Posted by: Joe | Sep 13, 2010 1:29:15 PM

Some aspects of Prop 19, including related to local government regulation of commercial production and sale, can possibly result in federal involvement, perhaps, depending on how it is put in place.

Again, it might be useful to deal with the actual measure or cite someone who did.

Posted by: Joe | Sep 13, 2010 1:31:20 PM

The state of California surely has no duty to criminalize marijuana and use its state resources to enforce marijuana laws. I can't see that this part of the measure is unconstitutional.

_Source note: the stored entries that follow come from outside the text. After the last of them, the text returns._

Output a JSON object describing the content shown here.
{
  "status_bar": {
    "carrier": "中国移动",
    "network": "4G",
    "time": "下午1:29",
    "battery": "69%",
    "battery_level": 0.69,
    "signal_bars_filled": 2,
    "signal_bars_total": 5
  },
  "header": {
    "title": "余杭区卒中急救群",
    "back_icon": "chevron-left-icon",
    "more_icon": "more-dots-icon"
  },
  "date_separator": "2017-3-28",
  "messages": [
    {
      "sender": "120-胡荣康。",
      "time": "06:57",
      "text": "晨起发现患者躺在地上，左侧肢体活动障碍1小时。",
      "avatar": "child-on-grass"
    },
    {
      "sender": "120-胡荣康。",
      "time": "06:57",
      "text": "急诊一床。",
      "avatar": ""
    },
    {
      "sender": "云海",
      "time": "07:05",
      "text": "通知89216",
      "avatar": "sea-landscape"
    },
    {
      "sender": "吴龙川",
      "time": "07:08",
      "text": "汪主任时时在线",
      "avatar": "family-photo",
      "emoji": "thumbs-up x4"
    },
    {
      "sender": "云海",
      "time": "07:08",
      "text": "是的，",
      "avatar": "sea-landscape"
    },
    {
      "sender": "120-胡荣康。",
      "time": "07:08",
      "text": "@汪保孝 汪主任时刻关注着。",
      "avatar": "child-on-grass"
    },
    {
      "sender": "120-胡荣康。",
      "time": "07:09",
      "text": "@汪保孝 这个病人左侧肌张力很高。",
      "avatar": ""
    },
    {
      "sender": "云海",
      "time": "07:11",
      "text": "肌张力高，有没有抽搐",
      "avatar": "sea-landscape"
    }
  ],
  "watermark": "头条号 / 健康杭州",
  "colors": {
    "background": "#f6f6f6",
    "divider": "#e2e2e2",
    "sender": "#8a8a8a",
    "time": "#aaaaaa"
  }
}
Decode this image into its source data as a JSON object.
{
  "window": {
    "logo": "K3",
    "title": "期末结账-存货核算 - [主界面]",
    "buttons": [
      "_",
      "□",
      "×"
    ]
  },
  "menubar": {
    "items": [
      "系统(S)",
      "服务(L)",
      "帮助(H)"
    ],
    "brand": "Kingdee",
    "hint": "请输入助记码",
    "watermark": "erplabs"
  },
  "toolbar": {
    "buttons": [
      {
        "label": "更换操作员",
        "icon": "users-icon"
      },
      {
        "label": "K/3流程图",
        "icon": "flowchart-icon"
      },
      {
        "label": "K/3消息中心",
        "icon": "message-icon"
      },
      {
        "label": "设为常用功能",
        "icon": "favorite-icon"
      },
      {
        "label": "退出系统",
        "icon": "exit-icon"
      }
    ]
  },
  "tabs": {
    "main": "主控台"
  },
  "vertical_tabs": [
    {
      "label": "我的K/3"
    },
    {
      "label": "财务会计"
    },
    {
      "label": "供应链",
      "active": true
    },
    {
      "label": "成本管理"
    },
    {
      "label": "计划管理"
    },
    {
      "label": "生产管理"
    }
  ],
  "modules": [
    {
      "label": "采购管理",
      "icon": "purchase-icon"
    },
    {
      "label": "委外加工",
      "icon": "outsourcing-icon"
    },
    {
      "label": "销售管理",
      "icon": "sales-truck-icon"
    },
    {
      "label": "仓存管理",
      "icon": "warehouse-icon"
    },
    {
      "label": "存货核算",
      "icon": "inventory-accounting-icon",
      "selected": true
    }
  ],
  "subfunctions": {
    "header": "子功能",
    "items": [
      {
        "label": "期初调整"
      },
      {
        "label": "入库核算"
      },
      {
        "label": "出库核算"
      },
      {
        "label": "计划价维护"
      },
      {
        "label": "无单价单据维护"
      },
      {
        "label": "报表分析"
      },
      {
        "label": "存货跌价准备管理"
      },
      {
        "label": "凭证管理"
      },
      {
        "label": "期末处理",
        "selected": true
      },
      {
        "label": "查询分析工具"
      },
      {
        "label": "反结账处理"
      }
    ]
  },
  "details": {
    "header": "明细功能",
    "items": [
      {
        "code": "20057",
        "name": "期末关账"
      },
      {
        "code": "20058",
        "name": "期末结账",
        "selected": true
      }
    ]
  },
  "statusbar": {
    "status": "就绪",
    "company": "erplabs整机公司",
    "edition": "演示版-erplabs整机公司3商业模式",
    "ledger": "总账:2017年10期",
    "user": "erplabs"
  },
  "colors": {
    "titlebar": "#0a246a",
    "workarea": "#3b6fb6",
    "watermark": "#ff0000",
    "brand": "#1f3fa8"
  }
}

It is also probably entitled to sovereign immunity from suits by the federal government pertaining to its involvement, certainly via a forfeiture remedy, although it might have a duty to provide information from its records in response to federal subpoena requests about marijuana commerce.

Gonzales v. Raich seems to make clear that the federal government can enforce federal criminal law to prohibit marijuana, and the proposition's supporters claims probably establish that this is the kind of activity that would come within the commerce cause authority of Congress.

This doesn't mean that the federal government has an easy choice to make if Proposition 19 passes. It doesn't have to prosecute marijuana violations, but it lacks the resources to be the primary enforcement authority for marijuana violations. In a post-Proposition 19 world, jury nullification also becomes a serious concern in every federal marijuana case at both the grand jury and the trial jury level.

In the court of public opinion, even among the large number of people who believe that marijuana should be illegal and that federal government assistance in enforcing this prohibition is a good thing, many probably do not agree that it is the federal government's job to put its finger in the dike to keep marijuana illegal on its own notwithstanding state government's decriminalization of marijuana. A bill from Congress providing that criminal marijuana laws shall include an exception for any marijuana activities that are legal under state law (a bit like the prescription drug exception under current law for many drugs), might win bipartisan support.